C’est désagréable d’admettre le mal israélien. Mais pourquoi avons-nous dû apprendre d’abord la revanche des ravisseurs palestiniens pour être choqués par la méchanceté des ravisseurs israéliens ? Ce qui s’est passé (et se passe encore) à la prison de Sde Teiman était une honte, indépendamment de l’épouvantable souffrance qu’il a causée aux captifs.
L’entrée
de la base militaire et centre de détention de Sde Teiman. Photo Eliyahu
Hershkovitz
Il est
honteux que ce soit la maltraitance des captifs qui ait été nécessaire pour
susciter l’indignation sur le traitement par Israël de ses prisonniers
palestiniens, y compris dans le titre de mercredi de Yediot Aharonot,
qui jusqu’ici ne s’était guère intéressé à ce qu’Israël fait.
Le journal
britannique The Guardian a rapporté cette semaine qu’au moins 135 corps
mutilés et démembrés avaient été rendus à Gaza. À côté de chacun des corps
mutilés, on a trouvé des notes indiquant qu’ils avaient été détenus à Sde
Teiman. Sur beaucoup des photos, on voyait que leurs mains étaient attachées
dans le dos.
Plusieurs
présentaient des signes de torture, y compris la mort par strangulation, par
passage de char et d’autres moyens. Il n’est pas clair combien ont été tués
après leur arrestation. Sde Teiman était un point de rassemblement pour des
Palestiniens tués ailleurs.
Le Club
des prisonniers palestiniens rapporte que le chiffre d’environ 80 détenus
palestiniens tués en prison pourrait sous-estimer la vérité. The Guardian
n’a vu qu’une partie des corps et a confirmé les signes d’abus, mais a dit
qu’ils ne pouvaient pas être publiés en raison de leur état. Le corps de
Mahmoud Shabat, 34 ans, montrait des signes de pendaison. Ses jambes avaient
été écrasées par un char, et ses mains étaient liées dans le dos. « Où est le
monde ? » a demandé sa mère.
La situation
des Palestiniens vivants qui ont été libérés n’est guère meilleure. Beaucoup
avaient même du mal à tenir debout à leur sortie, un fait à peine couvert par
les médias israéliens.
Le Dr Ahmed Muhanna, directeur de l’hôpital Al-Awda à Jabaliya, qui avait été emmené en décembre 2023 et libéré pendant le cessez-le-feu, a déclaré cette semaine qu’il avait été déplacé de lieu en lieu pendant son incarcération, y compris dans un endroit qu’il a décrit comme un chenil, où des soldats l’ont maltraité à l’aide de chiens terrifiants.

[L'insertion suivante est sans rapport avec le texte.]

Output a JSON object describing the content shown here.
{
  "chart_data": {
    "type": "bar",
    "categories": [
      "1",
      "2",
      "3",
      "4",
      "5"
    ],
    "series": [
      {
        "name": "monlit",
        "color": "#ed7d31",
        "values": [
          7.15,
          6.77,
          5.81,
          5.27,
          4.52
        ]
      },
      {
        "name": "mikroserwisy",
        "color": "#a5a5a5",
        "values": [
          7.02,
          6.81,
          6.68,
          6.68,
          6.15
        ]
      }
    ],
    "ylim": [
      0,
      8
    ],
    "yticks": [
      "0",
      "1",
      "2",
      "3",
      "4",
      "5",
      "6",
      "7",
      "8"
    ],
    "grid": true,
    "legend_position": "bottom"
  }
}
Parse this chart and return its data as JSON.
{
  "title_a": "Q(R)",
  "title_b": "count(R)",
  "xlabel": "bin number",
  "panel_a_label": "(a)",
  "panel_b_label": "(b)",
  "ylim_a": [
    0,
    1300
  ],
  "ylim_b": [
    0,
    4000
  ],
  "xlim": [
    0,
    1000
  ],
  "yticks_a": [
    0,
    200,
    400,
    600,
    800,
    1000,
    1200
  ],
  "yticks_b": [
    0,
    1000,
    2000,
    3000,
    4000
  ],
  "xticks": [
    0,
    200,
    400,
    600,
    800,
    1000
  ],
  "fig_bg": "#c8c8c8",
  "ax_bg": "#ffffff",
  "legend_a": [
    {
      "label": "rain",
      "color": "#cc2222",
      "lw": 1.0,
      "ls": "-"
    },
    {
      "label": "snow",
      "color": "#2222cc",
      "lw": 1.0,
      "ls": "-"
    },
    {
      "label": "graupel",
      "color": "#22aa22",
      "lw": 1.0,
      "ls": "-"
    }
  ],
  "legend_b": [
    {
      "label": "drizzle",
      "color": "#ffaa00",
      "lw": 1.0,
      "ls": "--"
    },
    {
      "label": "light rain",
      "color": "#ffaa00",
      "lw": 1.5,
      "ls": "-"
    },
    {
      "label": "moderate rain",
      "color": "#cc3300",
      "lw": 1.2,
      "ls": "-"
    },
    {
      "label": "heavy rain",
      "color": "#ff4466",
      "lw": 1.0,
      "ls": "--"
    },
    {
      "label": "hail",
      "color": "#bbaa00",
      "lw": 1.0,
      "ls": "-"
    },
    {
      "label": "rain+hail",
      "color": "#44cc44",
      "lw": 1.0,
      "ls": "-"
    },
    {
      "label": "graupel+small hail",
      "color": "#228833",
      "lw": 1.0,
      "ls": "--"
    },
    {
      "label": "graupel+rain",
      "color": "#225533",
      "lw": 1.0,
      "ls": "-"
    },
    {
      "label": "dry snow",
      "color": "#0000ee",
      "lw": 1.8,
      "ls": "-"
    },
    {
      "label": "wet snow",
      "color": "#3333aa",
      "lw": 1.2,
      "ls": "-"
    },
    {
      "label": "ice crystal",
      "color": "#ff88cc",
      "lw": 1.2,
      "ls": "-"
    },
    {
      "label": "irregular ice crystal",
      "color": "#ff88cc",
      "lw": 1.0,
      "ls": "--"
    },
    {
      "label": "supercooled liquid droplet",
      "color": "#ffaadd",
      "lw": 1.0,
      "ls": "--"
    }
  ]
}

L’apparence amaigrie du médecin ne laissait aucun doute sur les conditions de son emprisonnement. Israël détient 19 autres médecins de Gaza dans des conditions similaires.
Nous devrions nous souvenir des conditions dans lesquelles Adolf Eichmann a été détenu. Personne ne l’a physiquement maltraité avant qu’il soit exécuté par décision de justice.

Des
prisonniers palestiniens libérés portent des fusils alors qu’ils arrivent dans
la bande de Gaza après leur sortie des prisons israéliennes, suite à un accord
de cessez-le-feu entre le Hamas et Israël, devant l’hôpital Nasser à Khan
Younis, sud de la bande de Gaza, en octobre. Photo Abdel Kareem Hana, AP
À l’époque,
Israël se vantait de ses conditions de détention. Aujourd’hui, le gouvernement
se targue de sadisme, de mauvais traitements et de torture. Il le fait parce
qu’il connaît les âmes de ses citoyens. La majorité des Israéliens sont
vindicatifs et approuvent les mauvais traitements.
À
l’exception d’organisations comme Médecins Sans Frontières, B’Tselem et le
Comité contre la Torture, presque personne ne s’est élevé contre ce qui se
passait. Pour les terroristes de la Nukhba, tout est permis.
La
définition de qui en fait partie inclut quiconque a osé entrer en Israël le 7
octobre. Le journaliste Ben Caspit a déclaré cette semaine que tous les
combattants de la Nukhba devaient être exécutés. Il semble que le Shin Bet, le
Service pénitentiaire israélien et les forces de défense israéliennes aient
déjà commencé ce travail avec sérieux.
La seule
préoccupation d’Israël est le préjudice subi par les “otages”. Tout le reste
est pardonné. Dans de nombreux cas, nous nous excitions même, chérissons et
apprécions les mauvais traitements. Nous voulions le sadisme ; nous avons reçu du
sadisme en retour.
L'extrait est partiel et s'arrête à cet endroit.